My suspicion is that it would probably have required a well drilled crew to have handled the problem correctly. But I don't think we're up there with the extraordinary levels of piloting which we've seen demonstrated previously e.g. Flight 1549 (the miracle on the Hudson).

> Can MCAS drive the trim full down? What I've read suggests that if you give it time, it can.

I'd be surprised if it can drive it outside the normal range of electronic motion. There aren't really enough details out there for me to be sure though.

Yeah. I suspect that if MCAS played a deciding role in JT 610 the flight would have been survivable if the pilots were made aware of how the plane handles with faulty AoA data.

Although it may simply turn out that the MAX is a much more delicate plane to fly, something along the lines of DC-10 vs MD-11.

> I'd be surprised if it can drive it outside the normal range of electronic motion. There aren't really enough details out there for me to be sure though.

Yep. There are a lot of questions (at least in my mind) including why the Brazilians and Europeans (LOT, TUI) knew about MCAS and the Americans (US + Canada) and Indonesians did not.

> Although it may simply turn out that the MAX is a much more delicate plane to fly, something along the lines of DC-10 vs MD-11.

Ha, yes that it possible.

Out of interest, where are you from and what do you do?
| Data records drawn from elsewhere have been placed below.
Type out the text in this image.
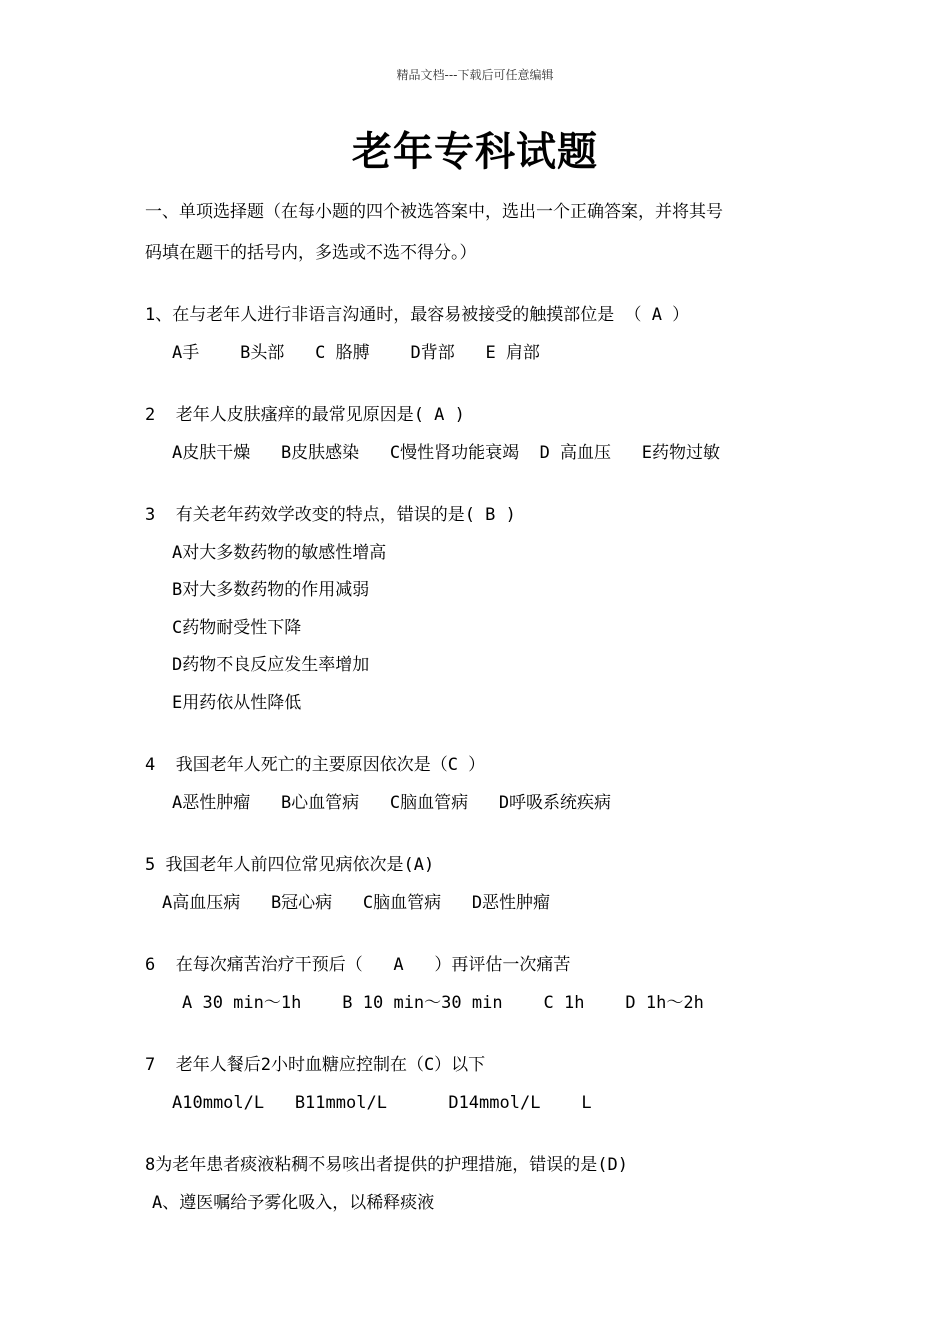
精品文档---下载后可任意编辑
老年专科试题
一、单项选择题（在每小题的四个被选答案中，选出一个正确答案，并将其号
码填在题干的括号内，多选或不选不得分。）
1、在与老年人进行非语言沟通时，最容易被接受的触摸部位是 （ A ）
A手    B头部   C 胳膊    D背部   E 肩部
2  老年人皮肤瘙痒的最常见原因是( A )
A皮肤干燥   B皮肤感染   C慢性肾功能衰竭  D 高血压   E药物过敏
3  有关老年药效学改变的特点，错误的是( B )
A对大多数药物的敏感性增高
B对大多数药物的作用减弱
C药物耐受性下降
D药物不良反应发生率增加
E用药依从性降低
4  我国老年人死亡的主要原因依次是（C ）
A恶性肿瘤   B心血管病   C脑血管病   D呼吸系统疾病
5 我国老年人前四位常见病依次是(A)
A高血压病   B冠心病   C脑血管病   D恶性肿瘤
6  在每次痛苦治疗干预后（   A   ）再评估一次痛苦
A 30 min～1h    B 10 min～30 min    C 1h    D 1h～2h
7  老年人餐后2小时血糖应控制在（C）以下
A10mmol/L   B11mmol/L      D14mmol/L    L
8为老年患者痰液粘稠不易咳出者提供的护理措施，错误的是(D)
A、遵医嘱给予雾化吸入，以稀释痰液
If you find yourself in London at some point let me know. I'm sure it would be interesting to have a coffee or a pint. My email is in my profile.

> However, pilot's mental model of the aircraft has been broken.

Exactly, and critically that "break" occurred during a very busy phase of flight, when they had a lot of stuff to think about even during "routine" operations. They didn't have a lot of attention to spare to notice the runaway trim condition.